Ce matin du vingt et un décembre 1955 était un jour particulier. Comme tous les ans à cette époque, Mathilde avait préparé un petit déjeuner spécial, celui des jours de fête et des matins de Noël.
Sur la grande table en bois qui occupait le centre de la pièce, devant le cantou où elle avait allumé un bon feu, elle avait disposé, sur des napperons de dentelle blanche, deux bols de porcelaine, ceux-là mêmes qui ne servaient que dans les grandes occasions. Elle avait versé le café dans une cafetière assortie et, dans une assiette, elle avait posé les tartines grillées. Dans un ravier, un beau morceau de beurre n’attendait qu’à être tartiné, et un pot de confiture des cerises du jardin viendrait compléter le festin. Dans un plat, les tranches de lard et les œufs fumaient, dégageant une bonne odeur qui aiguisa l’appétit de Clotilde. En voyant cette installation, alors que ses narines étaient agréablement chatouillées pendant qu’elle s’attardait au lit, elle fit l’étonnée.

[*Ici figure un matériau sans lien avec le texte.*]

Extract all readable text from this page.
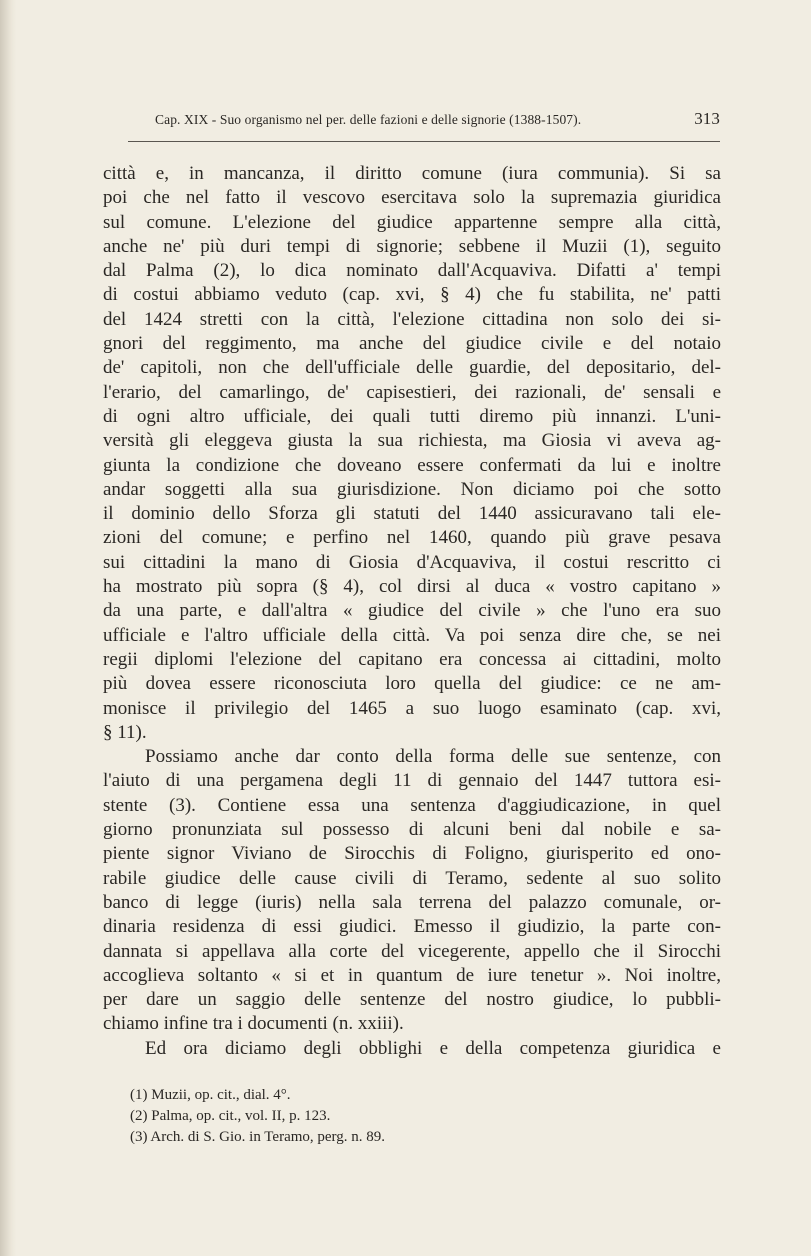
Cap. XIX - Suo organismo nel per. delle fazioni e delle signorie (1388-1507).	313

città e, in mancanza, il diritto comune (iura communia). Si sa
poi che nel fatto il vescovo esercitava solo la supremazia giuridica
sul comune. L'elezione del giudice appartenne sempre alla città,
anche ne' più duri tempi di signorie; sebbene il Muzii (1), seguito
dal Palma (2), lo dica nominato dall'Acquaviva. Difatti a' tempi
di costui abbiamo veduto (cap. xvi, § 4) che fu stabilita, ne' patti
del 1424 stretti con la città, l'elezione cittadina non solo dei si-
gnori del reggimento, ma anche del giudice civile e del notaio
de' capitoli, non che dell'ufficiale delle guardie, del depositario, del-
l'erario, del camarlingo, de' capisestieri, dei razionali, de' sensali e
di ogni altro ufficiale, dei quali tutti diremo più innanzi. L'uni-
versità gli eleggeva giusta la sua richiesta, ma Giosia vi aveva ag-
giunta la condizione che doveano essere confermati da lui e inoltre
andar soggetti alla sua giurisdizione. Non diciamo poi che sotto
il dominio dello Sforza gli statuti del 1440 assicuravano tali ele-
zioni del comune; e perfino nel 1460, quando più grave pesava
sui cittadini la mano di Giosia d'Acquaviva, il costui rescritto ci
ha mostrato più sopra (§ 4), col dirsi al duca « vostro capitano »
da una parte, e dall'altra « giudice del civile » che l'uno era suo
ufficiale e l'altro ufficiale della città. Va poi senza dire che, se nei
regii diplomi l'elezione del capitano era concessa ai cittadini, molto
più dovea essere riconosciuta loro quella del giudice: ce ne am-
monisce il privilegio del 1465 a suo luogo esaminato (cap. xvi,
§ 11).

Possiamo anche dar conto della forma delle sue sentenze, con
l'aiuto di una pergamena degli 11 di gennaio del 1447 tuttora esi-
stente (3). Contiene essa una sentenza d'aggiudicazione, in quel
giorno pronunziata sul possesso di alcuni beni dal nobile e sa-
piente signor Viviano de Sirocchis di Foligno, giurisperito ed ono-
rabile giudice delle cause civili di Teramo, sedente al suo solito
banco di legge (iuris) nella sala terrena del palazzo comunale, or-
dinaria residenza di essi giudici. Emesso il giudizio, la parte con-
dannata si appellava alla corte del vicegerente, appello che il Sirocchi
accoglieva soltanto « si et in quantum de iure tenetur ». Noi inoltre,
per dare un saggio delle sentenze del nostro giudice, lo pubbli-
chiamo infine tra i documenti (n. xxiii).

Ed ora diciamo degli obblighi e della competenza giuridica e

(1) Muzii, op. cit., dial. 4°.
(2) Palma, op. cit., vol. II, p. 123.
(3) Arch. di S. Gio. in Teramo, perg. n. 89.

Elle questionna sa sœur, mi-figue, mi-raisin :
« C’est-y qu’on serait déjà à Noël ?
— Mais non, grande godiche ! S’exclama Mathilde. C’est notre anniversaire, aujourd’hui !
— Ha ! Fit Clotilde. C’est vrai. Eh bien, il n’y a pas de quoi en être fières et je m’en serais bien passé ! Millo diou ! Quarante ans ! Et qu’est-ce qu’on a fait de notre vie, hein ? Pas de mari, pas de gouillat ! Rien que cette vieille bicoque, toi, moi et nos poules ! En voilà une belle besogne ! Et qu’est-ce qu’on va faire, aujourd’hui, pour fêter ça ? Comme d’habitude, on va soigner les bêtes et aller au cimetière nettoyer et fleurir la tombe de nos vieux qui dorment là-bas et qui s’en moquent bien de ce qu’on devient ! Finitelle en écrasant une larme d’un doigt rageur.

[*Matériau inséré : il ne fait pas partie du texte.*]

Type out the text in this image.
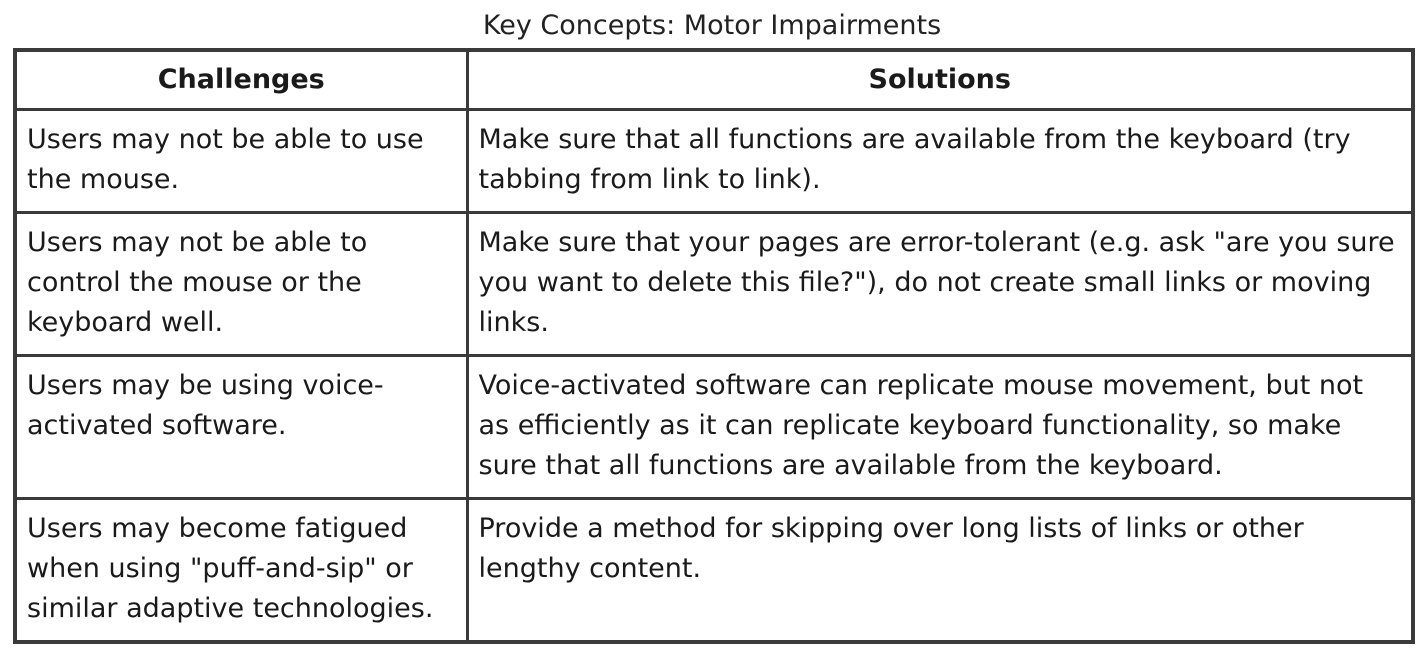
Key Concepts: Motor Impairments
Challenges	Solutions
Users may not be able to use the mouse.	Make sure that all functions are available from the keyboard (try tabbing from link to link).
Users may not be able to control the mouse or the keyboard well.	Make sure that your pages are error-tolerant (e.g. ask "are you sure you want to delete this file?"), do not create small links or moving links.
Users may be using voice-activated software.	Voice-activated software can replicate mouse movement, but not as efficiently as it can replicate keyboard functionality, so make sure that all functions are available from the keyboard.
Users may become fatigued when using "puff-and-sip" or similar adaptive technologies.	Provide a method for skipping over long lists of links or other lengthy content.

— Tais-toi donc, malheureuse ! Protesta Mathilde. Si la mère t’entendait ! Et puis arrête, tiens, tu vas me faire pleurer, moi aussi, c’est malin ! »
Tout en palabrant, Clotilde avait tartiné le beurre et la confiture sur les tranches de pain. Elle en tendit une à sa sœur.
« Bon anniversaire quand-même, sœurette. Lui souhaita-t-elle.
— Merci, répondit Mathilde un peu renfrognée. Bon anniversaire à toi aussi. »
Les deux sœurs dévorèrent de bon appétit le contenu des assiettes et n’en laissèrent pas une miette. Tout en mangeant et en buvant leur café, elles avaient continué à discuter, se chamaillant, comme tous les ans, sur la question de savoir qui d’entre elles était l’ainée. Mathilde avait vu le jour la première, Clotilde prétendait donc être l’ainée puisque les premiers arrivés doivent forcément être les derniers. Elle démontrait par A + B que c’était elle qui avait été conçue la première et qu’en conséquence, placée au fond de l’utérus de leur mère, elle avait bien été obligée de laisser passer sa sœur pour pouvoir à son tour pointer son nez à la lumière de la vie. Mathilde finissait toujours par avoir le dernier mot :
« Ha bah ! Ça nous fait une belle jambe, tiens, de savoir qui est l’ainée. Le fait est qu’on est là, toi et moi, un point c’est tout ! »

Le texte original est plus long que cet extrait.